A escolha se deu pela representatividade de cada cada um deles e isso transpassa a “regionalidade”. Todos têm em seus trabalhos pesquisas sobre a música eletrônica em âmbito mundial e fusão com ritmos conhecidos como brasileiros. Nesse caso, escolhi produtores que pudessem trazer a aura e a autenticidade já destacada em seus trabalhos individuais para o Opará, assim se deu também a escolha de cada canção para cada produtor e DJ.
[Foi] muito especial trazer DJ Raiz, um dos precursores da cultura sound system na Bahia, Lucas Estrela, que traz sua guitarra com toque experimental e de influência caribenha, Furmiga dub, que traz diálogo do dub com o xote, e a dupla DJ Dolores e Yuri Queiroga, que explora a música eletrônica mantendo uma certa organicidade, trazendo a referência da música ritualística africana fortemente presente em Pernambuco.
Que sonoridades são integradas com o resultado final de cada faixa? Como é se conectar com essa outra versão de sua sonoridade?
Me conectar com esse outro olhar sobre o Opará é maravilhoso. Em cada faixa é possível perceber sons que têm referência na África contemporânea e também ritmos da diáspora espalhados pelo mundo, como reggae, dub, ragga, kizomba, samba-reggae, repique. Houve experimentalismo e sound system, além de sons que remetem a misturas que resultam em um inspirado balanço de ritmos africanos que tem como base a dança como força de expressão dos rituais como o funaná, Gweta, Hapingo, Ikoku, pantsula, entre outros. É o caso da faixa “Maré Mansa 2.0” que tem a presença do grupo Mulheres Livres (grupo vocal formado dentro do [presídios] Carandiru por sul-africanas em um projeto de ressocialização para mulheres em situação de cárcere) que traz sons ritualísticos e o canto na língua Zulu (originária da África do Sul) e que sai especialmente com um videoclipe.
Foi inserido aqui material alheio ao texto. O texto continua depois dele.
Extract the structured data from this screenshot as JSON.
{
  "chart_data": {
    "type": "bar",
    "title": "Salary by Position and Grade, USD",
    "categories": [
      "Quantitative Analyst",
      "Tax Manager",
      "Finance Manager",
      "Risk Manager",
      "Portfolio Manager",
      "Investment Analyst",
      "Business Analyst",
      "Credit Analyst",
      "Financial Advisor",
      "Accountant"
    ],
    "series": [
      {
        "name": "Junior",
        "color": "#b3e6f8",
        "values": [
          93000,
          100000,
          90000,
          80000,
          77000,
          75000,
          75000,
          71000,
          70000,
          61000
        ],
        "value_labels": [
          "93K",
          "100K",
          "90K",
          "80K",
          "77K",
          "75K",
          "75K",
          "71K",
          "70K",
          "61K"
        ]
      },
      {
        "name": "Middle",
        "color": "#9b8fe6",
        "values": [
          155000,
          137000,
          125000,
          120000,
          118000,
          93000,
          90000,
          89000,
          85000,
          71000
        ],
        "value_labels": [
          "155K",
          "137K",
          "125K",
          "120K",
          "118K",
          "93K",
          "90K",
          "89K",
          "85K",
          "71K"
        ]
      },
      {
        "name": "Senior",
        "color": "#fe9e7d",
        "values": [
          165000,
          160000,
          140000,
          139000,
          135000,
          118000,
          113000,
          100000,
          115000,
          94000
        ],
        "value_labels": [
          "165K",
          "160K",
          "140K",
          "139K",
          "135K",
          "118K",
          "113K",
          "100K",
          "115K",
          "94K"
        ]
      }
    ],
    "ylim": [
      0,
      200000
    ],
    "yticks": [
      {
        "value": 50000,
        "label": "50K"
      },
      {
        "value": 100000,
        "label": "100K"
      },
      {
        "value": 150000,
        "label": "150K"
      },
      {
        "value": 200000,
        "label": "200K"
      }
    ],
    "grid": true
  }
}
Héloa, a parada de diásporas eletrônicas e urbanas ainda não é tão destacada no nosso imaginário musical. Suas estéticas lírica e visual soam bastante orgânicas enquanto as timbragens do EP são assumidamente inorgânicas. Qual a potência dessa fusão? Por que propor esse diálogo entre o “orgânico ancestral” e o “inorgânico digital”?
É só uma questão de olhar e de entendimento do que representa a diáspora nos contextos urbanos. Temos a diáspora essencialmente na música eletrônica, como é o caso do funk, hip hop, sound system, carimbó, house, kuduro, e tantos outros ritmos que tem a base eletrônica como pulso e que surgem em contextos urbanos.
O EP Opará na Pista é também um estudo sobre a diáspora e a África contemporânea, com beats que buscam aproximação com o sons dos atabaques sagrados de terreiro, do samba-reggae- repique, samba-duro, todos ritmos de matriz africana. Isso também é ancestral. Não podemos olhar para o continente Africano e a diáspora de maneira purista e estática, fazendo uma polarização entre orgânico e inorgânico, ou ancestral e digital. Tudo se funde. A diáspora foi e é tecnológica, e representa o que é a tecnologia ancestral africana, o que explica a fusão entre ritmos conhecidos como tradicionais e a presença de sons eletrônicos há mais de décadas tanto em no próprio continente, como em outros países que tiveram a sua influência. Há vários estudos que afirmam que a música eletrônica é essencialmente africana e que o estudo dos beats são em torno da grande contribuição de instrumentos percussivos das matrizes africanas. E esse é o grande diferencial dos artistas da música pop/eletrônica africana que têm ganhado o mundo. Essa é a grande potência.
Sou uma mulher preta fruto da diáspora que constantemente busca o diálogo com a África ancestral e contemporânea e suas variadas facetas, pois entendo que assim posso contribuir para a quebra de estereótipos e a descolonização do olhar sobre o continente africano e toda sua contribuição musical nos principais gêneros da música, bem como os diversos representantes da música preta mundial. Do pop, passando pelo rock, reggae, dub, samba, funk, hip hop, música eletrônica, tudo é África.